Very few opioid addictions begin with a patient who has a doctor’s prescription: Up to 80 percent of people with an opioid addiction illegally obtained pills from another source like a friend or relative first. While the opioid overdose epidemic from illegal heroin and fentanyl is a serious problem, federal and state actions to decrease the number of opioid prescriptions and/or pills in circulation overall will have — and are already having — a hugely negative impact on chronic pain patients who take opioid medications.
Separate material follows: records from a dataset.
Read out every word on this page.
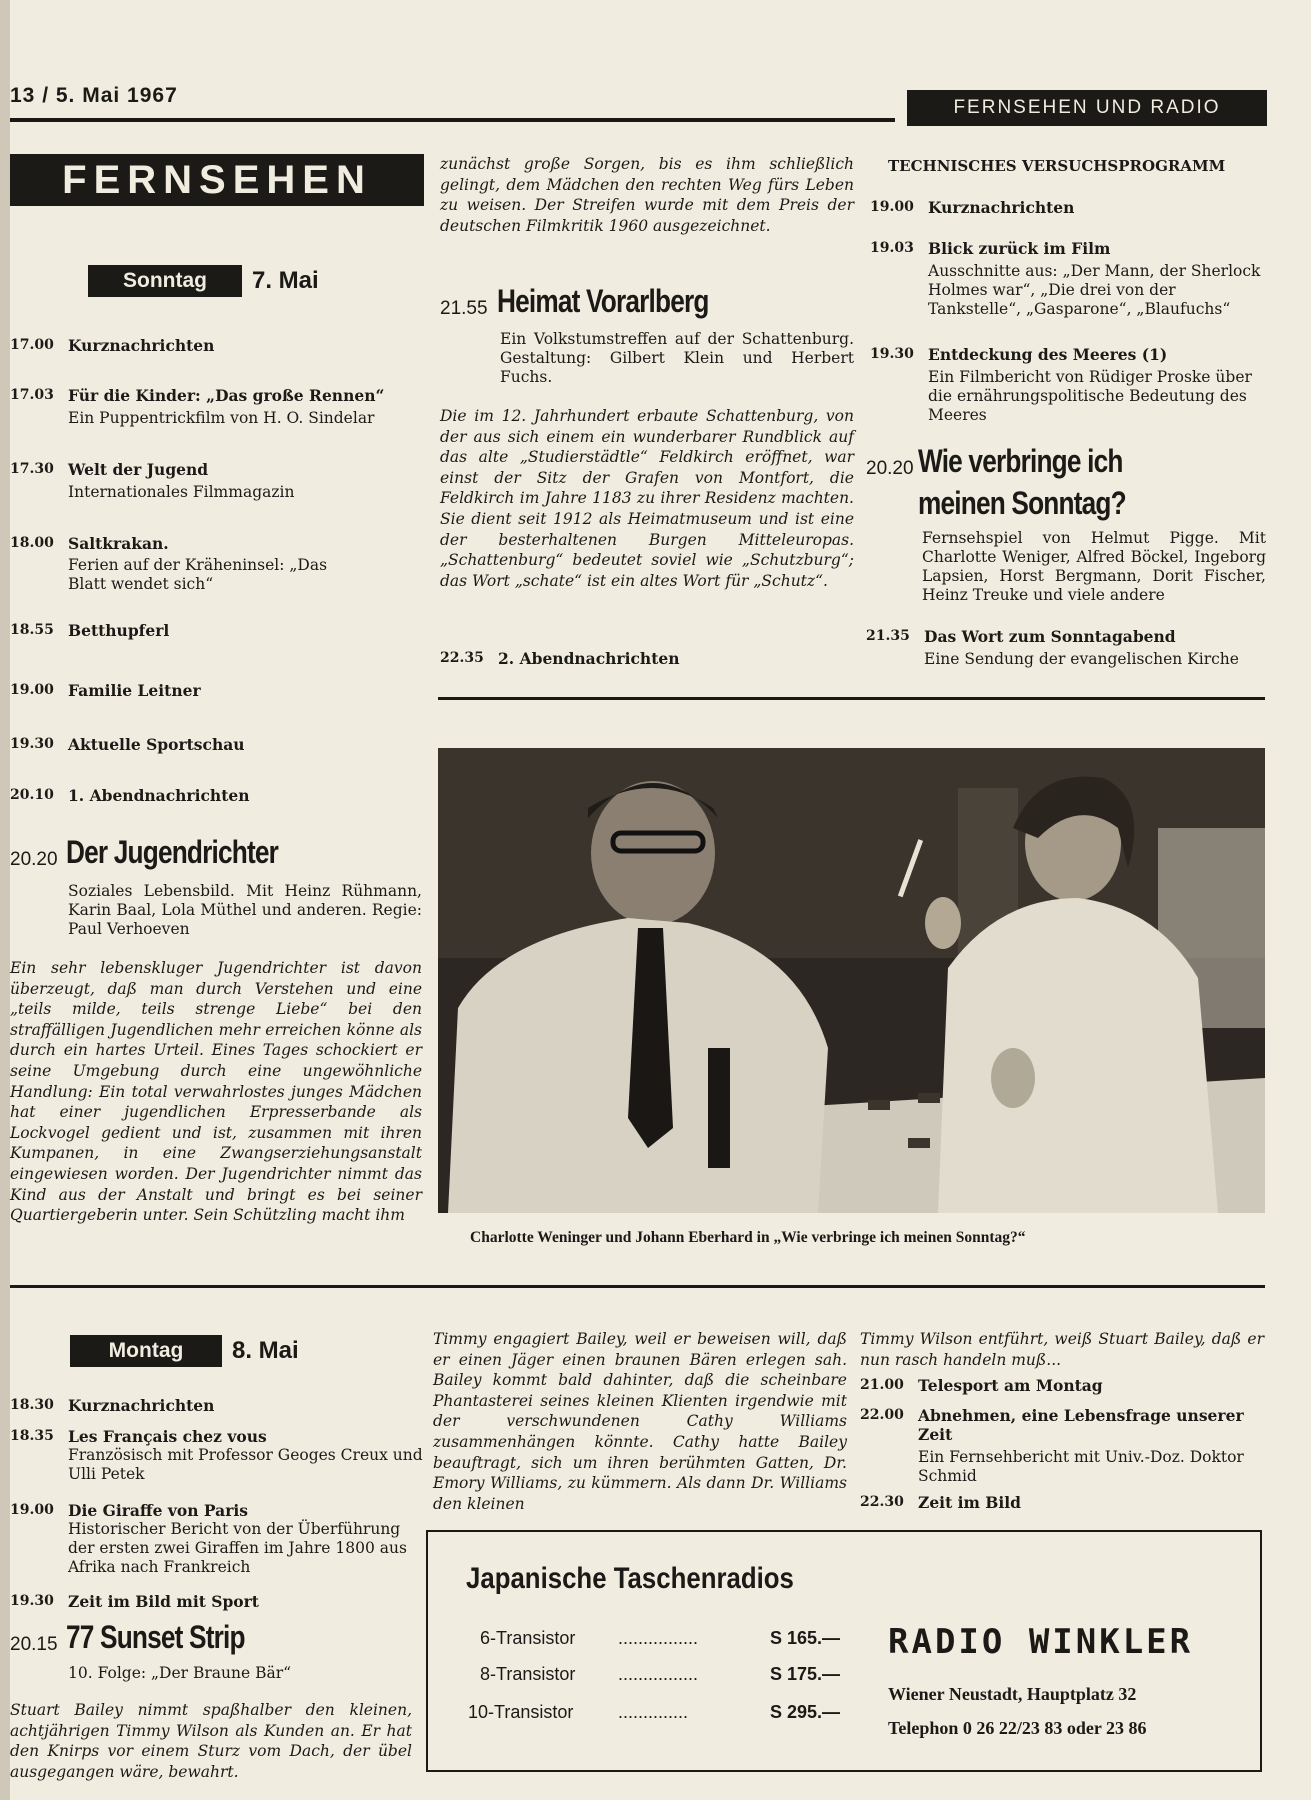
13 / 5. Mai 1967
FERNSEHEN UND RADIO
FERNSEHEN
Sonntag	7. Mai
17.00 Kurznachrichten
17.03 Für die Kinder: „Das große Rennen“
Ein Puppentrickfilm von H. O. Sindelar
17.30 Welt der Jugend
Internationales Filmmagazin
18.00 Saltkrakan.
Ferien auf der Kräheninsel: „Das Blatt wendet sich“
18.55 Betthupferl
19.00 Familie Leitner
19.30 Aktuelle Sportschau
20.10 1. Abendnachrichten
20.20 Der Jugendrichter
Soziales Lebensbild. Mit Heinz Rühmann, Karin Baal, Lola Müthel und anderen. Regie: Paul Verhoeven
Ein sehr lebenskluger Jugendrichter ist davon überzeugt, daß man durch Verstehen und eine „teils milde, teils strenge Liebe“ bei den straffälligen Jugendlichen mehr erreichen könne als durch ein hartes Urteil. Eines Tages schockiert er seine Umgebung durch eine ungewöhnliche Handlung: Ein total verwahrlostes junges Mädchen hat einer jugendlichen Erpresserbande als Lockvogel gedient und ist, zusammen mit ihren Kumpanen, in eine Zwangserziehungsanstalt eingewiesen worden. Der Jugendrichter nimmt das Kind aus der Anstalt und bringt es bei seiner Quartiergeberin unter. Sein Schützling macht ihm
zunächst große Sorgen, bis es ihm schließlich gelingt, dem Mädchen den rechten Weg fürs Leben zu weisen. Der Streifen wurde mit dem Preis der deutschen Filmkritik 1960 ausgezeichnet.
21.55 Heimat Vorarlberg
Ein Volkstumstreffen auf der Schattenburg. Gestaltung: Gilbert Klein und Herbert Fuchs.
Die im 12. Jahrhundert erbaute Schattenburg, von der aus sich einem ein wunderbarer Rundblick auf das alte „Studierstädtle“ Feldkirch eröffnet, war einst der Sitz der Grafen von Montfort, die Feldkirch im Jahre 1183 zu ihrer Residenz machten. Sie dient seit 1912 als Heimatmuseum und ist eine der besterhaltenen Burgen Mitteleuropas. „Schattenburg“ bedeutet soviel wie „Schutzburg“; das Wort „schate“ ist ein altes Wort für „Schutz“.
22.35 2. Abendnachrichten
TECHNISCHES VERSUCHSPROGRAMM
19.00 Kurznachrichten
19.03 Blick zurück im Film
Ausschnitte aus: „Der Mann, der Sherlock Holmes war“, „Die drei von der Tankstelle“, „Gasparone“, „Blaufuchs“
19.30 Entdeckung des Meeres (1)
Ein Filmbericht von Rüdiger Proske über die ernährungspolitische Bedeutung des Meeres
20.20 Wie verbringe ich
meinen Sonntag?
Fernsehspiel von Helmut Pigge. Mit Charlotte Weniger, Alfred Böckel, Ingeborg Lapsien, Horst Bergmann, Dorit Fischer, Heinz Treuke und viele andere
21.35 Das Wort zum Sonntagabend
Eine Sendung der evangelischen Kirche
Charlotte Weninger und Johann Eberhard in „Wie verbringe ich meinen Sonntag?“
Montag	8. Mai
18.30 Kurznachrichten
18.35 Les Français chez vous
Französisch mit Professor Geoges Creux und Ulli Petek
19.00 Die Giraffe von Paris
Historischer Bericht von der Überführung der ersten zwei Giraffen im Jahre 1800 aus Afrika nach Frankreich
19.30 Zeit im Bild mit Sport
20.15 77 Sunset Strip
10. Folge: „Der Braune Bär“
Stuart Bailey nimmt spaßhalber den kleinen, achtjährigen Timmy Wilson als Kunden an. Er hat den Knirps vor einem Sturz vom Dach, der übel ausgegangen wäre, bewahrt.
Timmy engagiert Bailey, weil er beweisen will, daß er einen Jäger einen braunen Bären erlegen sah. Bailey kommt bald dahinter, daß die scheinbare Phantasterei seines kleinen Klienten irgendwie mit der verschwundenen Cathy Williams zusammenhängen könnte. Cathy hatte Bailey beauftragt, sich um ihren berühmten Gatten, Dr. Emory Williams, zu kümmern. Als dann Dr. Williams den kleinen
Timmy Wilson entführt, weiß Stuart Bailey, daß er nun rasch handeln muß...
21.00 Telesport am Montag
22.00 Abnehmen, eine Lebensfrage unserer Zeit
Ein Fernsehbericht mit Univ.-Doz. Doktor Schmid
22.30 Zeit im Bild
Japanische Taschenradios
6-Transistor ................	S 165.—
8-Transistor ................	S 175.—
10-Transistor ..............	S 295.—
RADIO WINKLER
Wiener Neustadt, Hauptplatz 32
Telephon 0 26 22/23 83 oder 23 86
While the number of pain prescriptions has declined since 2010, the number of deaths due to overdoses involving heroin and synthetic fentanyl has increased.

According to Thomas Kline, MD, a physician in North Carolina who maintains a list of chronic pain patients who committed suicide after being forced off of their medications, the anti-opioid hysteria that has taken root in the medical field and the federal government has resulted in “people [being] killed.”

Senators and state representatives are not medical doctors, and overarching government intervention of the kind that we are witnessing in private medical treatment can and does have consequences that are bad for chronic pain patients.

A one-size-fits-all policy, whether at the state or federal level, when it comes to chronic pain and opioids may have unintended consequences for chronic pain patients. Dr. Kline puts it more starkly: “Limiting the number of pills [that patients can get] is not going to work. All it’s going to do is screw people.”